The job prospects of Italian prime minister Silvio Berlusconi are dominating price action in the euro, but his departure is unlikely to trigger a sustained rally in the single currency.

The FX market has made it clear what it thinks of Berlusconi’s stewardship of the Italian economy and his ability to make the reforms necessary to put the country’s finances in order. When speculation heightened that he was set to stand down on Monday, EURUSD rose by one US cent in a matter of minutes, while Italian stock and bond markets advanced..
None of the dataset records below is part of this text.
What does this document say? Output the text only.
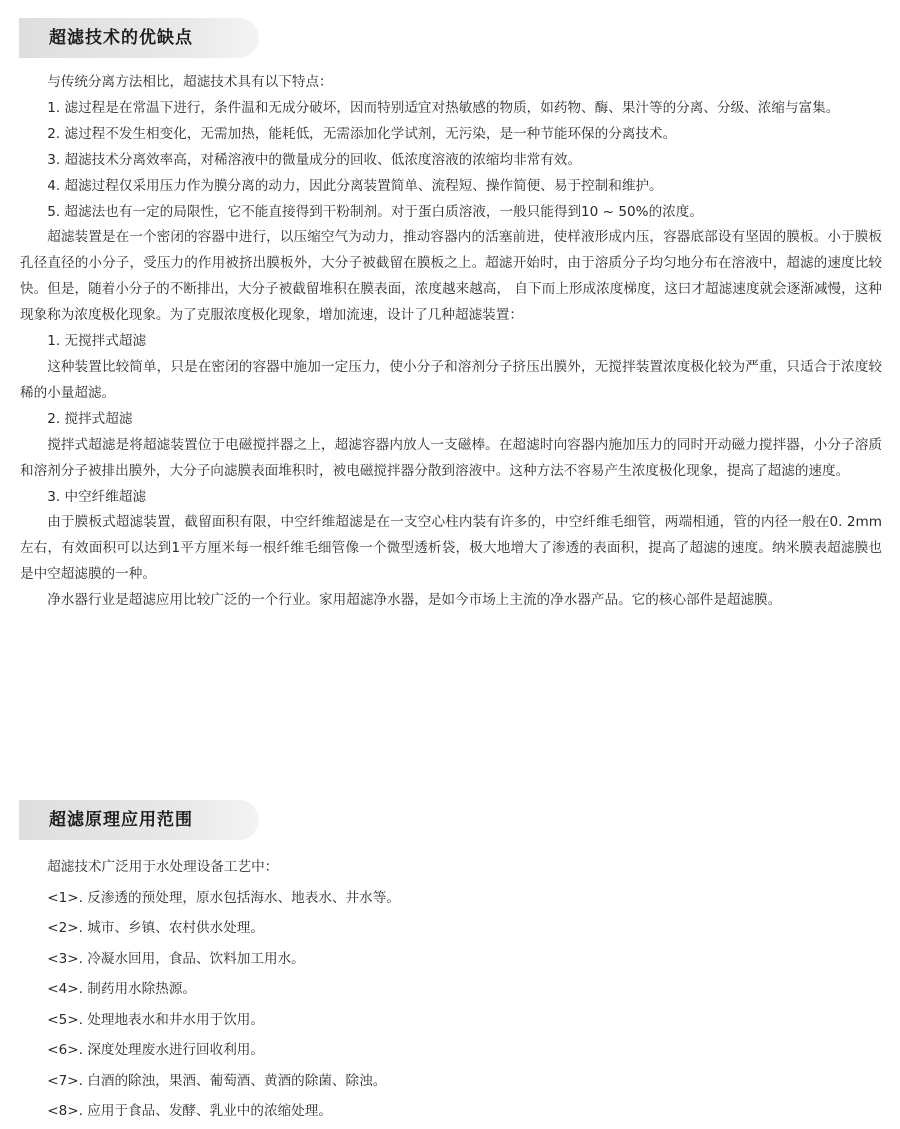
超滤技术的优缺点

与传统分离方法相比，超滤技术具有以下特点：

1. 滤过程是在常温下进行，条件温和无成分破坏，因而特别适宜对热敏感的物质，如药物、酶、果汁等的分离、分级、浓缩与富集。

2. 滤过程不发生相变化，无需加热，能耗低，无需添加化学试剂，无污染，是一种节能环保的分离技术。

3. 超滤技术分离效率高，对稀溶液中的微量成分的回收、低浓度溶液的浓缩均非常有效。

4. 超滤过程仅采用压力作为膜分离的动力，因此分离装置简单、流程短、操作简便、易于控制和维护。

5. 超滤法也有一定的局限性，它不能直接得到干粉制剂。对于蛋白质溶液，一般只能得到10 ~ 50%的浓度。

超滤装置是在一个密闭的容器中进行，以压缩空气为动力，推动容器内的活塞前进，使样液形成内压，容器底部设有坚固的膜板。小于膜板孔径直径的小分子，受压力的作用被挤出膜板外，大分子被截留在膜板之上。超滤开始时，由于溶质分子均匀地分布在溶液中，超滤的速度比较快。但是，随着小分子的不断排出，大分子被截留堆积在膜表面，浓度越来越高， 自下而上形成浓度梯度，这曰才超滤速度就会逐渐减慢，这种现象称为浓度极化现象。为了克服浓度极化现象，增加流速，设计了几种超滤装置：

1. 无搅拌式超滤

这种装置比较简单，只是在密闭的容器中施加一定压力，使小分子和溶剂分子挤压出膜外，无搅拌装置浓度极化较为严重，只适合于浓度较稀的小量超滤。

2. 搅拌式超滤

搅拌式超滤是将超滤装置位于电磁搅拌器之上，超滤容器内放人一支磁棒。在超滤时向容器内施加压力的同时开动磁力搅拌器，小分子溶质和溶剂分子被排出膜外，大分子向滤膜表面堆积时，被电磁搅拌器分散到溶液中。这种方法不容易产生浓度极化现象，提高了超滤的速度。

3. 中空纤维超滤

由于膜板式超滤装置，截留面积有限，中空纤维超滤是在一支空心柱内装有许多的，中空纤维毛细管，两端相通，管的内径一般在0. 2mm左右，有效面积可以达到1平方厘米每一根纤维毛细管像一个微型透析袋，极大地增大了渗透的表面积，提高了超滤的速度。纳米膜表超滤膜也是中空超滤膜的一种。

净水器行业是超滤应用比较广泛的一个行业。家用超滤净水器，是如今市场上主流的净水器产品。它的核心部件是超滤膜。

超滤原理应用范围

超滤技术广泛用于水处理设备工艺中：

<1>. 反渗透的预处理，原水包括海水、地表水、井水等。

<2>. 城市、乡镇、农村供水处理。

<3>. 冷凝水回用，食品、饮料加工用水。

<4>. 制药用水除热源。

<5>. 处理地表水和井水用于饮用。

<6>. 深度处理废水进行回收利用。

<7>. 白酒的除浊，果酒、葡萄酒、黄酒的除菌、除浊。

<8>. 应用于食品、发酵、乳业中的浓缩处理。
Subsequent denials took the steam out of the single currency’s rally and the market’s focus has turned to whether Berlusconi can hold on to power as the Italian parliament debates his government’s budget plans on Tuesday.

Lutz Karpowitz, FX strategist at Commerzbank, says it is clear where the market thinks the problem is in Europe and should Berlusconi finally resign, this would provide support for the euro.

“The FX market made its point of view more than clear: Berlusconi has to go.”

That said, it is far from clear that the rise in Italian bond yields, which notched up a fresh euro-era high on Monday, will be stemmed by Berlusconi’s departure.

As Karpowitz notes, the Italian opposition has not exactly been known for its ambitious savings programmes.

As bond yields rise, financing costs on Italy’s debt rise and threaten to put further pressure on the country’s public finances. This clearly is an issue for Italy, which is sitting on nearly $2 trillion of long-term debt.

Italy is, of course, better positioned than, say, Greece to cover its refinancing costs.

Indeed, unlike the bailed-out nations of Europe, Italy has not run into financial difficulties as yet: Rome still has a primary budget surplus and so can pay its bills and, unlike Greece, can afford public sector spending for this year.

But analysts say it is Italy’s long-term debt that is the problem and one that is unlikely to be addressed by a change in government.

“The collapse of the Berlusconi government could cause a relief rally in the euro, Italian debt and stocks,” says Kathleen Brooks, research director at

“However, this is unlikely to last as markets realise that the opposition may not be any more effective than Berlusconi.”